Воспоминание об этой первой битве исчезло не сразу. За нею последовало тогда много других битв, и все они постепенно всплывали в памяти Мартина. Полгода спустя Масляная Рожа (это было прозвище того самого мальчишки) опять напал на него. Но на этот раз и Мартин посадил ему синяк под глазом. Это чего-нибудь да стоило! Он вспомнил все их схватки, одну за другой. Масляная Рожа всегда побеждал. Но Мартин ни разу не обратился в бегство. Он почувствовал гордость при мысли об этом. Он всегда стойко держался до конца, хотя ему и приходилось туго. Масляная Рожа был подлым противником и никому не давал пощады. Но Мартин держался. Он всегда держался до конца!
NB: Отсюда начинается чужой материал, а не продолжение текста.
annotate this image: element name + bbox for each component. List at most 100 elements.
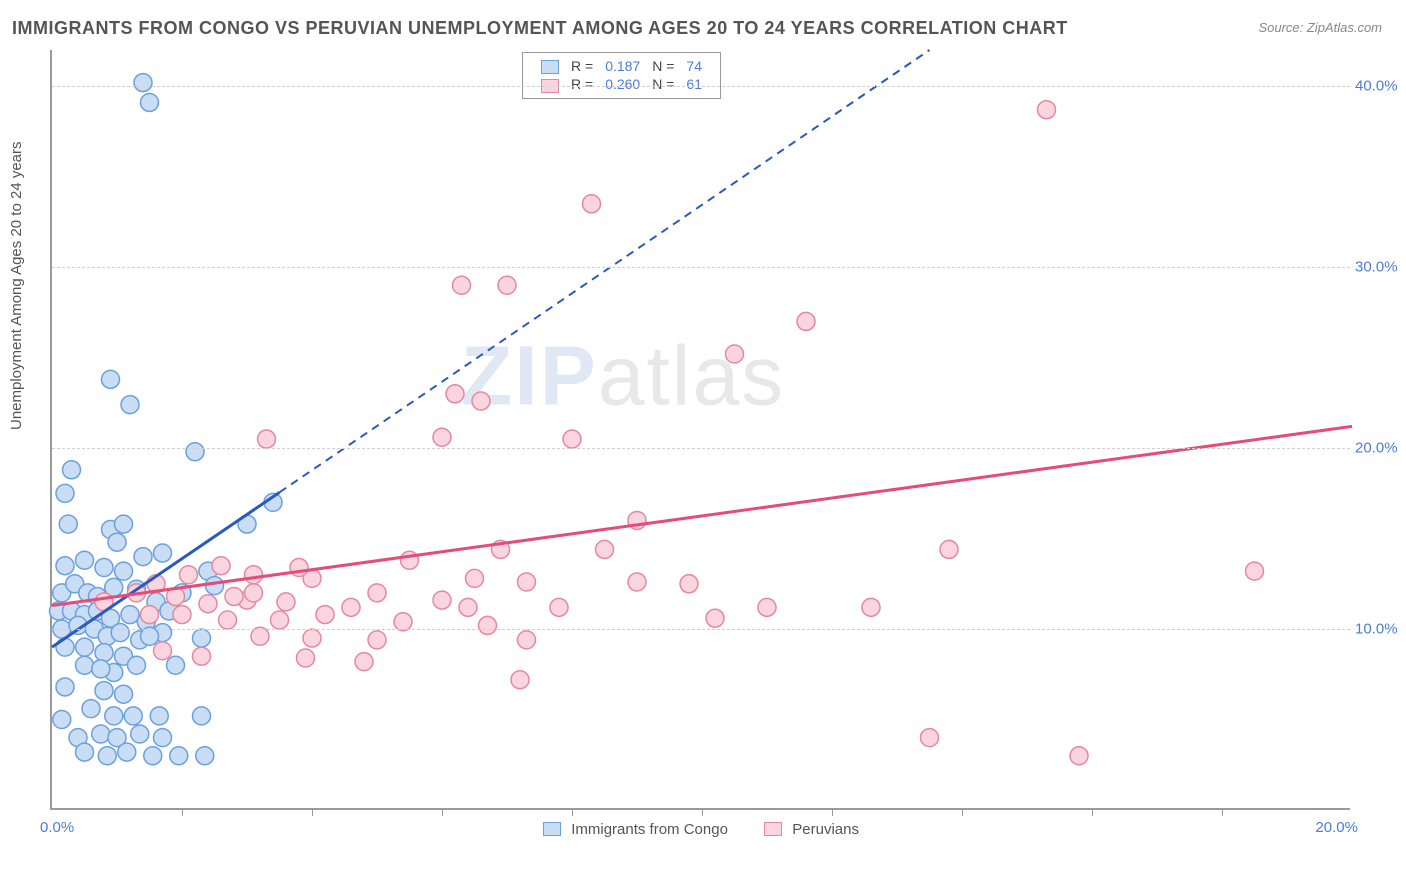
- r-value-1: 0.187: [599, 57, 646, 75]
- data-point: [921, 729, 939, 747]
- data-point: [193, 629, 211, 647]
- legend-item-series1: Immigrants from Congo: [543, 821, 728, 838]
- data-point: [111, 624, 129, 642]
- r-label-1: R =: [565, 57, 599, 75]
- data-point: [459, 598, 477, 616]
- data-point: [550, 598, 568, 616]
- data-point: [1038, 101, 1056, 119]
- data-point: [680, 575, 698, 593]
- n-value-1: 74: [680, 57, 708, 75]
- data-point: [472, 392, 490, 410]
- data-point: [76, 638, 94, 656]
- data-point: [173, 606, 191, 624]
- data-point: [56, 678, 74, 696]
- legend-label-series1: Immigrants from Congo: [571, 821, 728, 838]
- n-value-2: 61: [680, 75, 708, 93]
- data-point: [92, 725, 110, 743]
- data-point: [245, 584, 263, 602]
- data-point: [63, 461, 81, 479]
- x-tick: [572, 808, 573, 816]
- data-point: [121, 396, 139, 414]
- data-point: [82, 700, 100, 718]
- chart-container: IMMIGRANTS FROM CONGO VS PERUVIAN UNEMPL…: [0, 0, 1406, 892]
- chart-title: IMMIGRANTS FROM CONGO VS PERUVIAN UNEMPL…: [12, 18, 1068, 39]
- data-point: [433, 591, 451, 609]
- data-point: [583, 195, 601, 213]
- data-point: [518, 631, 536, 649]
- r-label-2: R =: [565, 75, 599, 93]
- data-point: [466, 569, 484, 587]
- legend-row-series2: R = 0.260 N = 61: [535, 75, 708, 93]
- n-label-1: N =: [646, 57, 680, 75]
- swatch-bottom-series2: [764, 822, 782, 836]
- data-point: [797, 312, 815, 330]
- data-point: [563, 430, 581, 448]
- y-tick-label: 30.0%: [1355, 259, 1406, 276]
- x-tick: [442, 808, 443, 816]
- data-point: [212, 557, 230, 575]
- data-point: [170, 747, 188, 765]
- data-point: [446, 385, 464, 403]
- data-point: [76, 551, 94, 569]
- data-point: [141, 606, 159, 624]
- gridline-h: [52, 86, 1350, 87]
- data-point: [144, 747, 162, 765]
- data-point: [76, 656, 94, 674]
- x-tick: [182, 808, 183, 816]
- data-point: [134, 74, 152, 92]
- gridline-h: [52, 267, 1350, 268]
- data-point: [479, 616, 497, 634]
- data-point: [225, 587, 243, 605]
- data-point: [303, 629, 321, 647]
- data-point: [245, 566, 263, 584]
- data-point: [277, 593, 295, 611]
- data-point: [196, 747, 214, 765]
- data-point: [134, 548, 152, 566]
- data-point: [56, 484, 74, 502]
- x-tick: [702, 808, 703, 816]
- data-point: [102, 370, 120, 388]
- plot-area: ZIPatlas R = 0.187 N = 74 R = 0.260 N = …: [50, 50, 1350, 810]
- data-point: [193, 707, 211, 725]
- x-tick: [962, 808, 963, 816]
- data-point: [53, 711, 71, 729]
- data-point: [368, 584, 386, 602]
- data-point: [186, 443, 204, 461]
- data-point: [758, 598, 776, 616]
- r-value-2: 0.260: [599, 75, 646, 93]
- data-point: [193, 647, 211, 665]
- data-point: [219, 611, 237, 629]
- data-point: [56, 557, 74, 575]
- data-point: [258, 430, 276, 448]
- n-label-2: N =: [646, 75, 680, 93]
- x-tick: [312, 808, 313, 816]
- data-point: [76, 743, 94, 761]
- data-point: [180, 566, 198, 584]
- y-axis-label: Unemployment Among Ages 20 to 24 years: [8, 141, 25, 430]
- data-point: [115, 515, 133, 533]
- data-point: [150, 707, 168, 725]
- data-point: [1246, 562, 1264, 580]
- y-tick-label: 10.0%: [1355, 621, 1406, 638]
- data-point: [297, 649, 315, 667]
- gridline-h: [52, 629, 1350, 630]
- legend-label-series2: Peruvians: [792, 821, 859, 838]
- swatch-series1: [541, 60, 559, 74]
- data-point: [862, 598, 880, 616]
- x-tick: [832, 808, 833, 816]
- data-point: [108, 533, 126, 551]
- swatch-bottom-series1: [543, 822, 561, 836]
- data-point: [940, 540, 958, 558]
- gridline-h: [52, 448, 1350, 449]
- data-point: [141, 93, 159, 111]
- data-point: [154, 729, 172, 747]
- correlation-legend: R = 0.187 N = 74 R = 0.260 N = 61: [522, 52, 721, 99]
- x-tick: [1222, 808, 1223, 816]
- data-point: [115, 685, 133, 703]
- series-legend: Immigrants from Congo Peruvians: [52, 821, 1350, 838]
- data-point: [121, 606, 139, 624]
- trend-line-dashed: [280, 50, 930, 492]
- data-point: [124, 707, 142, 725]
- data-point: [154, 642, 172, 660]
- data-point: [131, 725, 149, 743]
Потом Мартин увидал узкий переулок между рядами ветхих каркасных домов. В конце переулка находилось одноэтажное кирпичное здание, из которого доносился глухой ритмичный шум машин, печатающих дневной выпуск газеты «Вестник». Мартину было тогда одиннадцать лет, а Масляной Роже тринадцать; оба они продавали газеты. Потому-то они и стояли в ожидании у ворот типографии. Масляная Рожа, разумеется, тотчас придрался к Мартину, и завязался бой, исход которого остался нерешенным, так как без четверти четыре ворота типографии распахнулись и вся толпа мальчишек устремилась за газетами.